最近の重大なセキュリティ漏洩や侵害の相次ぐ発生にもかかわらず、サイバーセキュリティはサプライチェーンの大きな関心事ではないが、サプライチェーンに大きな影響を及ぼす可能性はある。 ただし、サイバーセキュリティをトップの懸念事項としたのは、回答したサプライヤの3%でしかなかった。

サステナビリティは引き続き注目を集めた
企業がサステナビリティを具体的な事業価値と直接的に結びつける状況が継続する中、サプライチェーンサステナビリティと企業の社会責任(CSR)は、引き続き2017年の重要領域となった。事実、サプライヤーの76%が、ビジネス成果向上に結びつくことが、サステナビリティの動機づけになっていると認識している。

それに次ぐサステナビリティとCSRの実践理由は、もっとCSRに有効なサプライヤーチェーンを作り上げたいというサプライヤーの意欲(69%)、コンプライアンス(64%)、ブランドレピュテーション(62%)であった。

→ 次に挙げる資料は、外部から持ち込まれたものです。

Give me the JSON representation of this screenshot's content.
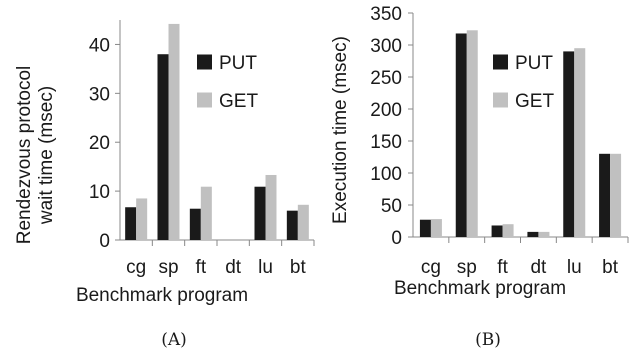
{
  "chart_data": [
    {
      "type": "bar",
      "caption": "(A)",
      "categories": [
        "cg",
        "sp",
        "ft",
        "dt",
        "lu",
        "bt"
      ],
      "series": [
        {
          "name": "PUT",
          "color": "#1a1a1a",
          "values": [
            6.7,
            38,
            6.4,
            0,
            10.9,
            6
          ]
        },
        {
          "name": "GET",
          "color": "#c0c0c0",
          "values": [
            8.5,
            44.2,
            10.9,
            0,
            13.3,
            7.2
          ]
        }
      ],
      "ylabel_line1": "Rendezvous protocol",
      "ylabel_line2": "wait time (msec)",
      "xlabel": "Benchmark program",
      "ylim": [
        0,
        45
      ],
      "yticks": [
        0,
        10,
        20,
        30,
        40
      ],
      "legend_position": "right-upper-middle",
      "grid": false
    },
    {
      "type": "bar",
      "caption": "(B)",
      "categories": [
        "cg",
        "sp",
        "ft",
        "dt",
        "lu",
        "bt"
      ],
      "series": [
        {
          "name": "PUT",
          "color": "#1a1a1a",
          "values": [
            27,
            318,
            18,
            8,
            290,
            130
          ]
        },
        {
          "name": "GET",
          "color": "#c0c0c0",
          "values": [
            28,
            323,
            20,
            8,
            295,
            130
          ]
        }
      ],
      "ylabel": "Execution time (msec)",
      "xlabel": "Benchmark program",
      "ylim": [
        0,
        350
      ],
      "yticks": [
        0,
        50,
        100,
        150,
        200,
        250,
        300,
        350
      ],
      "legend_position": "right-upper-middle",
      "grid": false
    }
  ]
}
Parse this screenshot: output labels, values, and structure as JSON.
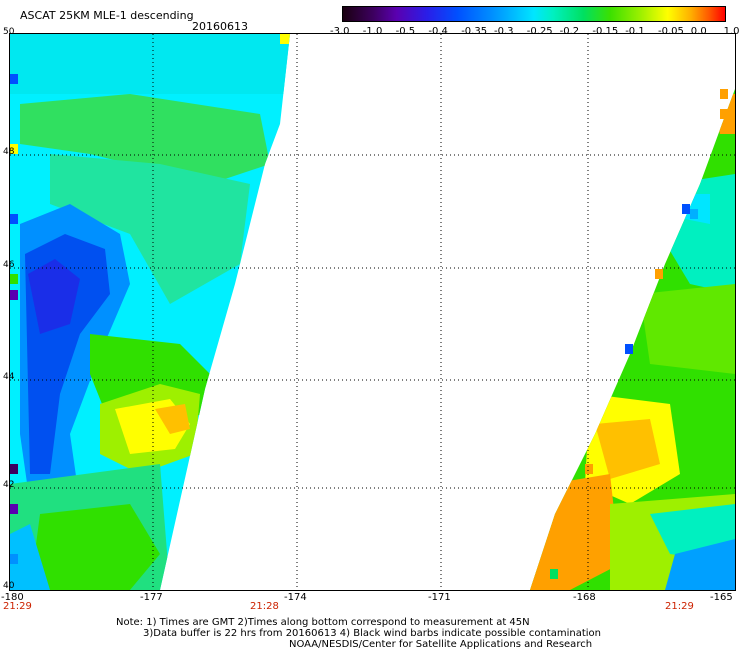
{
  "header": {
    "title": "ASCAT 25KM MLE-1 descending",
    "date": "20160613"
  },
  "colorbar": {
    "labels": [
      "-3.0",
      "-1.0",
      "-0.5",
      "-0.4",
      "-0.35",
      "-0.3",
      "-0.25",
      "-0.2",
      "-0.15",
      "-0.1",
      "-0.05",
      "0.0",
      "1.0"
    ]
  },
  "axes": {
    "lat_labels": [
      "50",
      "48",
      "46",
      "44",
      "42",
      "40"
    ],
    "lon_labels": [
      "-180",
      "-177",
      "-174",
      "-171",
      "-168",
      "-165"
    ],
    "times": [
      "21:29",
      "21:28",
      "21:29"
    ]
  },
  "footer": {
    "note1": "Note: 1) Times are GMT 2)Times along bottom correspond to measurement at 45N",
    "note2": "3)Data buffer is 22 hrs from 20160613 4) Black wind barbs indicate possible contamination",
    "credit": "NOAA/NESDIS/Center for Satellite Applications and Research"
  },
  "colors": {
    "low": "#1a0010",
    "blue": "#0050ff",
    "cyan": "#00f0ff",
    "green": "#30e000",
    "yellow": "#ffff00",
    "orange": "#ffa000",
    "high": "#ff0000"
  }
}
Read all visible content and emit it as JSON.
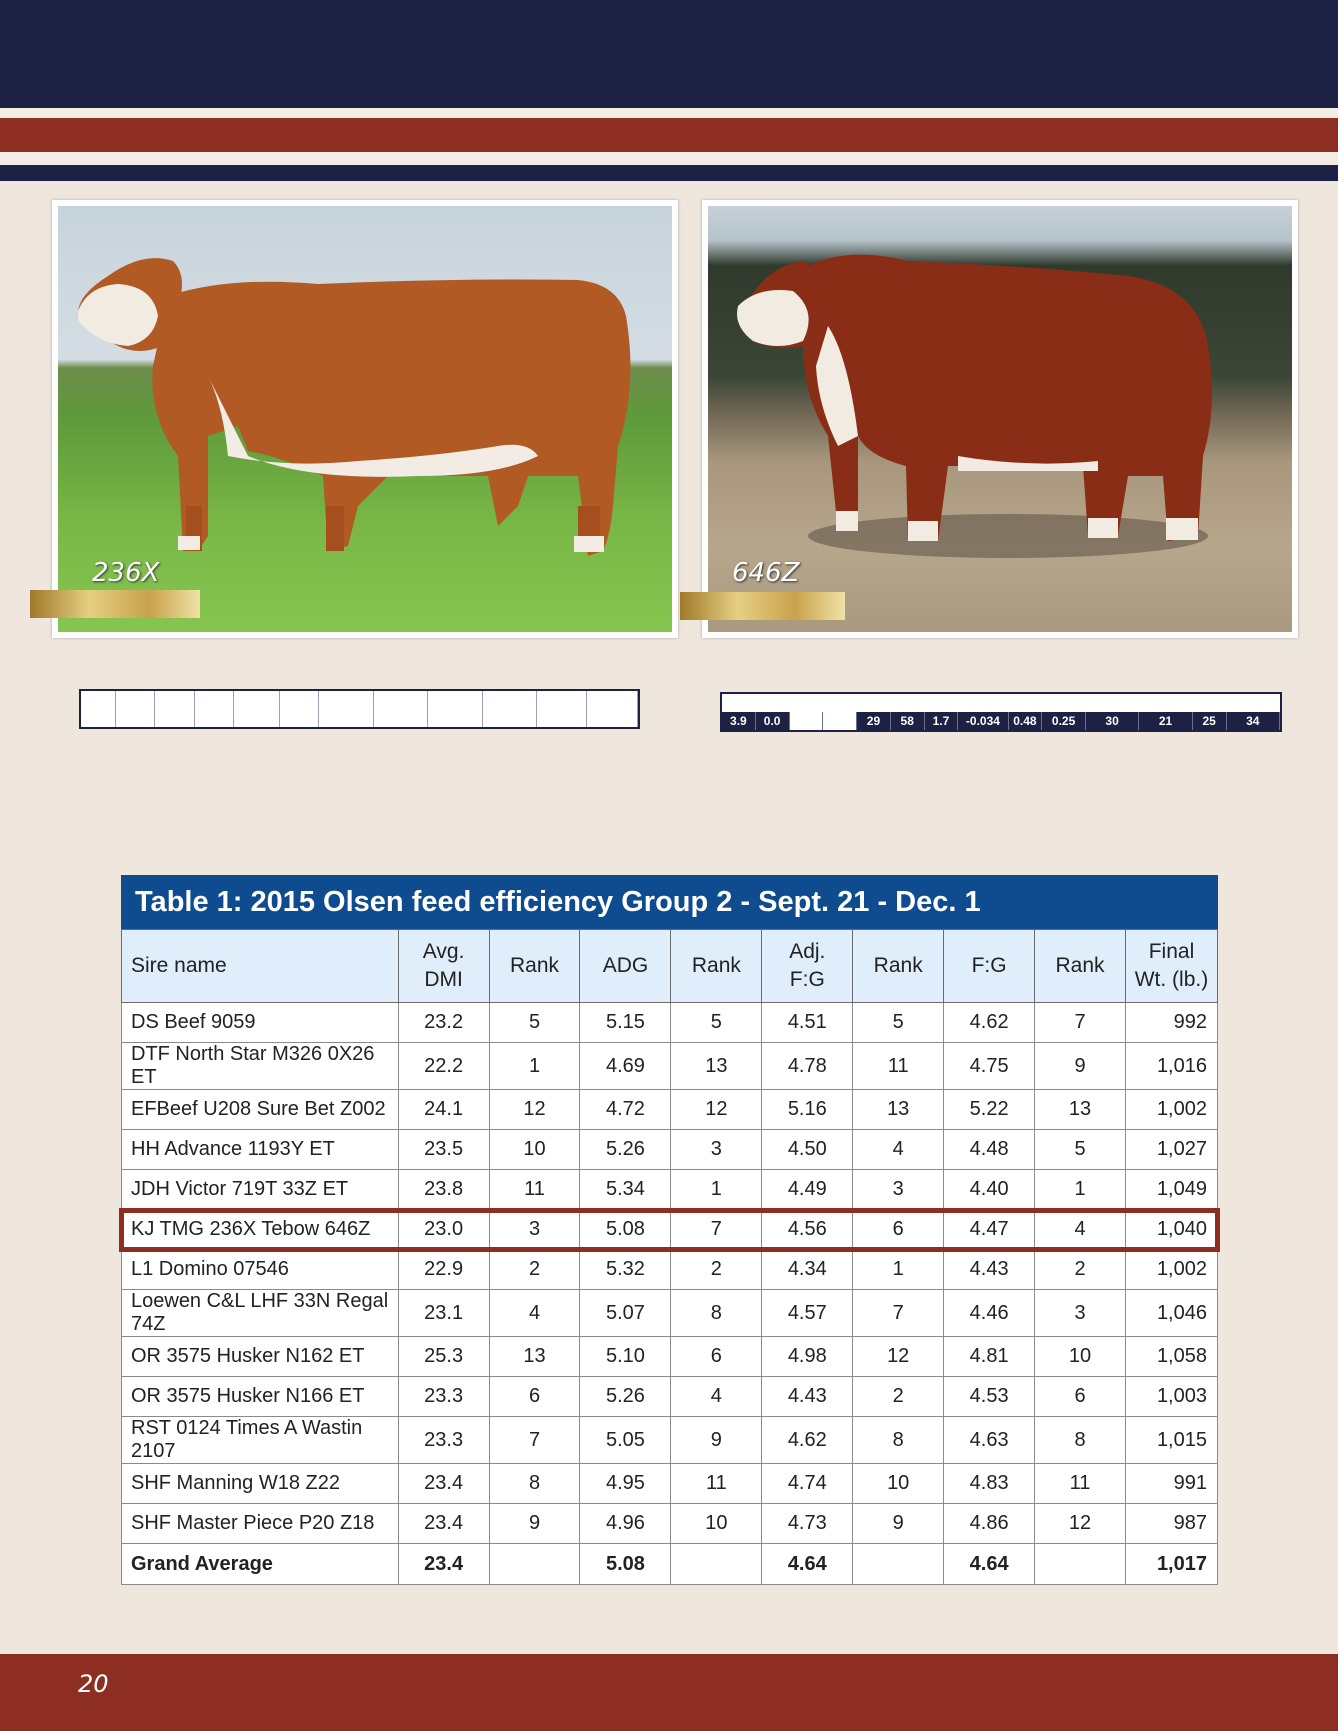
{
  "photos": {
    "left": {
      "id_label": "236X"
    },
    "right": {
      "id_label": "646Z"
    }
  },
  "mini_table_right": {
    "values": [
      "3.9",
      "0.0",
      "",
      "",
      "29",
      "58",
      "1.7",
      "-0.034",
      "0.48",
      "0.25",
      "30",
      "21",
      "25",
      "34"
    ]
  },
  "table": {
    "title": "Table 1: 2015 Olsen feed efficiency Group 2 - Sept. 21 - Dec. 1",
    "headers": {
      "sire": "Sire name",
      "dmi_1": "Avg.",
      "dmi_2": "DMI",
      "rank1": "Rank",
      "adg": "ADG",
      "rank2": "Rank",
      "adjfg_1": "Adj.",
      "adjfg_2": "F:G",
      "rank3": "Rank",
      "fg": "F:G",
      "rank4": "Rank",
      "wt_1": "Final",
      "wt_2": "Wt. (lb.)"
    },
    "rows": [
      [
        "DS Beef 9059",
        "23.2",
        "5",
        "5.15",
        "5",
        "4.51",
        "5",
        "4.62",
        "7",
        "992"
      ],
      [
        "DTF North Star M326 0X26 ET",
        "22.2",
        "1",
        "4.69",
        "13",
        "4.78",
        "11",
        "4.75",
        "9",
        "1,016"
      ],
      [
        "EFBeef U208 Sure Bet Z002",
        "24.1",
        "12",
        "4.72",
        "12",
        "5.16",
        "13",
        "5.22",
        "13",
        "1,002"
      ],
      [
        "HH Advance 1193Y ET",
        "23.5",
        "10",
        "5.26",
        "3",
        "4.50",
        "4",
        "4.48",
        "5",
        "1,027"
      ],
      [
        "JDH Victor 719T 33Z ET",
        "23.8",
        "11",
        "5.34",
        "1",
        "4.49",
        "3",
        "4.40",
        "1",
        "1,049"
      ],
      [
        "KJ TMG 236X Tebow 646Z",
        "23.0",
        "3",
        "5.08",
        "7",
        "4.56",
        "6",
        "4.47",
        "4",
        "1,040"
      ],
      [
        "L1 Domino 07546",
        "22.9",
        "2",
        "5.32",
        "2",
        "4.34",
        "1",
        "4.43",
        "2",
        "1,002"
      ],
      [
        "Loewen C&L LHF 33N Regal 74Z",
        "23.1",
        "4",
        "5.07",
        "8",
        "4.57",
        "7",
        "4.46",
        "3",
        "1,046"
      ],
      [
        "OR 3575 Husker N162 ET",
        "25.3",
        "13",
        "5.10",
        "6",
        "4.98",
        "12",
        "4.81",
        "10",
        "1,058"
      ],
      [
        "OR 3575 Husker N166 ET",
        "23.3",
        "6",
        "5.26",
        "4",
        "4.43",
        "2",
        "4.53",
        "6",
        "1,003"
      ],
      [
        "RST 0124 Times A Wastin 2107",
        "23.3",
        "7",
        "5.05",
        "9",
        "4.62",
        "8",
        "4.63",
        "8",
        "1,015"
      ],
      [
        "SHF Manning W18 Z22",
        "23.4",
        "8",
        "4.95",
        "11",
        "4.74",
        "10",
        "4.83",
        "11",
        "991"
      ],
      [
        "SHF Master Piece P20 Z18",
        "23.4",
        "9",
        "4.96",
        "10",
        "4.73",
        "9",
        "4.86",
        "12",
        "987"
      ]
    ],
    "average": [
      "Grand Average",
      "23.4",
      "",
      "5.08",
      "",
      "4.64",
      "",
      "4.64",
      "",
      "1,017"
    ],
    "highlighted_row": "KJ TMG 236X Tebow 646Z"
  },
  "footer": {
    "page_number": "20"
  },
  "colors": {
    "navy": "#1d2143",
    "red": "#8e2e22",
    "table_blue": "#0e4c8f",
    "header_light": "#dfeefa"
  }
}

サプライヤー/ベンダー・マネージド・インベントリーモデル
買い手とサプライヤーの双方にメリットをもたらすことから、サプライヤー/ベンダー・マネージド・インベントリーモデル、サプライチェーンの基軸として取り上げられてきている。しかし実践し、双方がメリットを得るためには効果的に導入する必要がある。

現在は、35%の組織がベンダー・マネージド・インベントリーモデルの導入促進をしている。次の要因が、サプライヤーをその利用開始や拡大に踏み切らせている。

80%:需要予測がよリ正確でタイムリーになる
80%:さらなるビジネス拡張機会が得られる
62%:情報共有が進む
45%:短期・長期の投資効果期待値が明確になる
43%:契約期間が長期化できる

サプライヤーとのリレーションシップがもたらすもの
サプライヤーとコラボレーションをする組織は、パートナーシップの成果をうまく享受している。これらの企業のサプライヤーは、アイデアを共有し、関係を育むのにはよりオープンであるが、コラボレーションをしなければその大きな価値は手に入らない。